Many have heard of the government’s improper use of eminent domain to take private property, usually in ‘blighted areas’ for  redevelopment and improvement. Right here in San Diego eminent domain was used to take some of the land to put in the new downtown baseball stadium, Petco Park.

It seems now that LA County has put another twist on taking private property. Yes, it looks like they are using unreasonable, stringent code enforcement to force a number of homeowners in the Antelope Valley off their property. The Antelope Valley is a vast patch of desert on the outskirts of Los Angeles County, and a segment of the few rugged individualists who live out there increasingly are finding themselves the targets of armed raids from local code enforcement agents, who’ve assembled into task forces called Nuisance Abatement Teams (NATs).

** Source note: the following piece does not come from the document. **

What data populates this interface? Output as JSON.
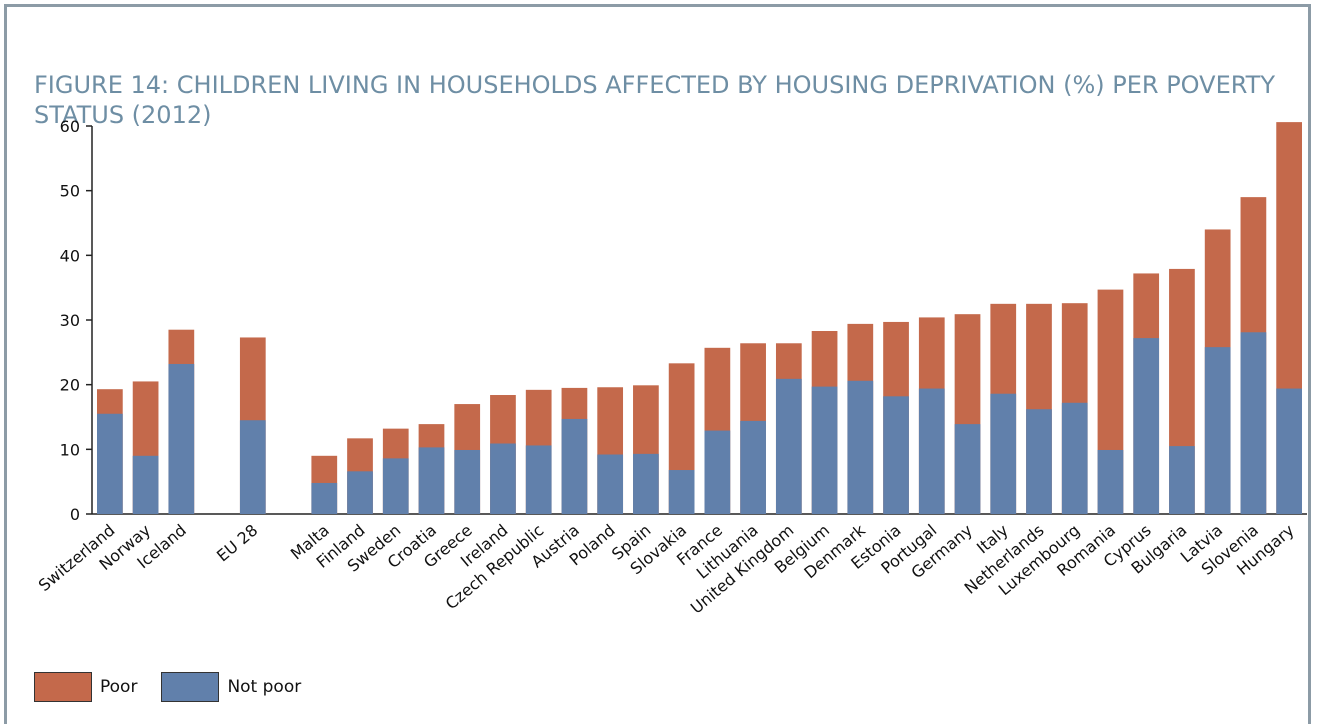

httpv://www.youtube.com/watch?v=yw3RiMdS7sE

The plight of the Valley’s desert dwellers made regional headlines when county officials ordered the destruction of Phonehenge: a towering, colorful castle constructed out of telephone poles by retired phone technician Kim Fahey. Fahey was imprisoned and charged with several misdemeanors.

But Fahey is just one of many who’ve been targeted by the NATs, which were assembled at the request of County Supervisor Mike Antonovich in 2006. LA Weekly reporter Mars Melnicoff wrote an in-depth article in which she exposed the county’s tactic of badgering residents with minor, but costly, code violations until they face little choice but to vacate the land altogether.

“They’re picking on the the people who are the most defenseless and have the least resources,” says Melnicoff.

Reason.tv collaborated with Melnicoff to talk with some of the NAT’s targets, such as retired veteran Joey Gallo, who might face homelessness if he’s forced to leave his house, and local pastor Oscar Castaneda, who says he’s already given up the fight and is in the process of moving off the land he and his wife have lived on for 22 years. And, while Antonovich declined an interview, we did catch up with him at a public meeting in order to ask the big question at the center of all this: Why the sudden enforcement of these codes against people living in the middle of the desert, who seemingly are affecting no one?